Splendido, assolutamente. Un’ultima cosa sul concerto all’Hammersmith Odeon, Brian.
OK.
Riguarda l’esecuzione di “Bohemian Rhapsody”, perché uno degli aspetti di “Bo Rhap” che penso sia affascinante è il pianoforte. Lo spessore che il pianoforte ha introdotto in quella canzone… Ho sempre pensato questo: Paul McCartney, ad esempio, che come ben sai suona il basso, che poi si siede al pianoforte e riesce a conferire un suono completamente diverso ad una canzone e, naturalmente, è anche quello che ha fatto Freddie, non è vero? Ed è anche il modo così peculiare con cui lui suona il pianoforte, battendo sui tasti alti con la mano sinistra mentre lascia la destra ferma dov’è. Praticamente la sinistra passa sopra fino….

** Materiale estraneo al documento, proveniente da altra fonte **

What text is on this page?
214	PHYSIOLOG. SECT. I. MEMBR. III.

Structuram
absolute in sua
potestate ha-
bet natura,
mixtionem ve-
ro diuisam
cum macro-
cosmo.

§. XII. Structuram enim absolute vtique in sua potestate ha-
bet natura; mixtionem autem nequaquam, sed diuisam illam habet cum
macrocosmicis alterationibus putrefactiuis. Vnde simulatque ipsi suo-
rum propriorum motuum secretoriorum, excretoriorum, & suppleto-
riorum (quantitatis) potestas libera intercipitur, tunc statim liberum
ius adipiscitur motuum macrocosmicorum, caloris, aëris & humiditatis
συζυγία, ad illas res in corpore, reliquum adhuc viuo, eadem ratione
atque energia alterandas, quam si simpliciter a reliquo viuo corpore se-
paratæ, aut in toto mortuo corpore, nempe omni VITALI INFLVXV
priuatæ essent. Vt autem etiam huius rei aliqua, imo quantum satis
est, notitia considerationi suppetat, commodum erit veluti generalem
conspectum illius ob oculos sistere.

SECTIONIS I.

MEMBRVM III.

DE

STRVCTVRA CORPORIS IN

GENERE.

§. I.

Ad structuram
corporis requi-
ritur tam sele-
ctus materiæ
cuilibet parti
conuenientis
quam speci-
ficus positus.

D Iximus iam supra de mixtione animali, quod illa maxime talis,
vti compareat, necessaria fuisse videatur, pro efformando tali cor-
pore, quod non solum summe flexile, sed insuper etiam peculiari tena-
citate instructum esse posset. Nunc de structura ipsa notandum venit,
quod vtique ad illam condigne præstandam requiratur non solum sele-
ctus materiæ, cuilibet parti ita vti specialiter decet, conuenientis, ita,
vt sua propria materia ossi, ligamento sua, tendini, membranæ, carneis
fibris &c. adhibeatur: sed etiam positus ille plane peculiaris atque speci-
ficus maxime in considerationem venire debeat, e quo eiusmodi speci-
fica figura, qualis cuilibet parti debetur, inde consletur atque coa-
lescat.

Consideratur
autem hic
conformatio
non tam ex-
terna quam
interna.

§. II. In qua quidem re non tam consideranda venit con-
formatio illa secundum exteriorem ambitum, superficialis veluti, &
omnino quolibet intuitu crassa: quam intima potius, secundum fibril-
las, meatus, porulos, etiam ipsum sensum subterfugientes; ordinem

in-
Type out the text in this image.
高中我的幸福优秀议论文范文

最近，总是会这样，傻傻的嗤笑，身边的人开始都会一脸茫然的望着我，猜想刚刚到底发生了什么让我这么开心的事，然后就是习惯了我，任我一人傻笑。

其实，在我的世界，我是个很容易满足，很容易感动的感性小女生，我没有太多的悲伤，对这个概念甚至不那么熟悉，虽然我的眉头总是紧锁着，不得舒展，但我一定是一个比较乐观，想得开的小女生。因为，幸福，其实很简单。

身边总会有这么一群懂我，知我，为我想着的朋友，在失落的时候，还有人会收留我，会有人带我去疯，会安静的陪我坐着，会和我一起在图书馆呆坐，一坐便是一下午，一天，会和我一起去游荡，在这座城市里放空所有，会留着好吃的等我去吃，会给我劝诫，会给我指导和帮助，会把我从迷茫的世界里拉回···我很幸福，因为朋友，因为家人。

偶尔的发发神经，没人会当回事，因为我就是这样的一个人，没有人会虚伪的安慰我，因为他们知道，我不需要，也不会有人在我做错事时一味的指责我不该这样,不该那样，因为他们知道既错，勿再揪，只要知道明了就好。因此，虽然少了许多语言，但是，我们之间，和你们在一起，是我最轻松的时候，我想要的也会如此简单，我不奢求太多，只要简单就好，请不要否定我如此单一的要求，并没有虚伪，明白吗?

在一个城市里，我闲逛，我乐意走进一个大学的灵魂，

Aveva uno stile molto personale e aveva alcuni accordi che amava suonare, non il tipo di accordi facili per i chitarristi, e tutto questo ha avuto una grande influenza su di me. Un questo modo ho imparato a suonare i MI bemolle, i LA bemolle ed i FA, e qualsiasi altra cosa che la maggior parte dei chitarristi odia davvero fare, ma questo ha contribuito a farmi trovare modi diversi di fare le cose. Quindi il modo in cui il pianoforte e la mia chitarra si sono fusi insieme è incredibilmente – come posso dire? – incredibilmente riconoscibile al centro di gran parte del lavoro che abbiamo fatto. Freddie era un grande pianista. Lo dico senza esitazione. Lui non pensava di esserlo e col passare del tempo suonava il pianoforte sempre meno. Chiamava altre persone a suonare per lui, ma noi adoravamo il modo in cui suonava il piano. E se ascolti alcune vecchie basi spoglie come “Good Old-Fashioned Lover Boy”, “Killer Queen”, e così via... “Play The Game”, il modo in cui ha suonato con Roger e John su quelle basi è monumentale. È così percussivo, così ritmico… davvero eccezionale, Freddie, in quel campo.
Grazie Bob.
Grazie per essere stato qui. Chiudiamo con gli ultimi passaggi di “Bohemian Rhapsody”. Il modo migliore di annunciare il Natale. I Queen all’Hammersmith Odeon, la Vigilia di Natale del 1975.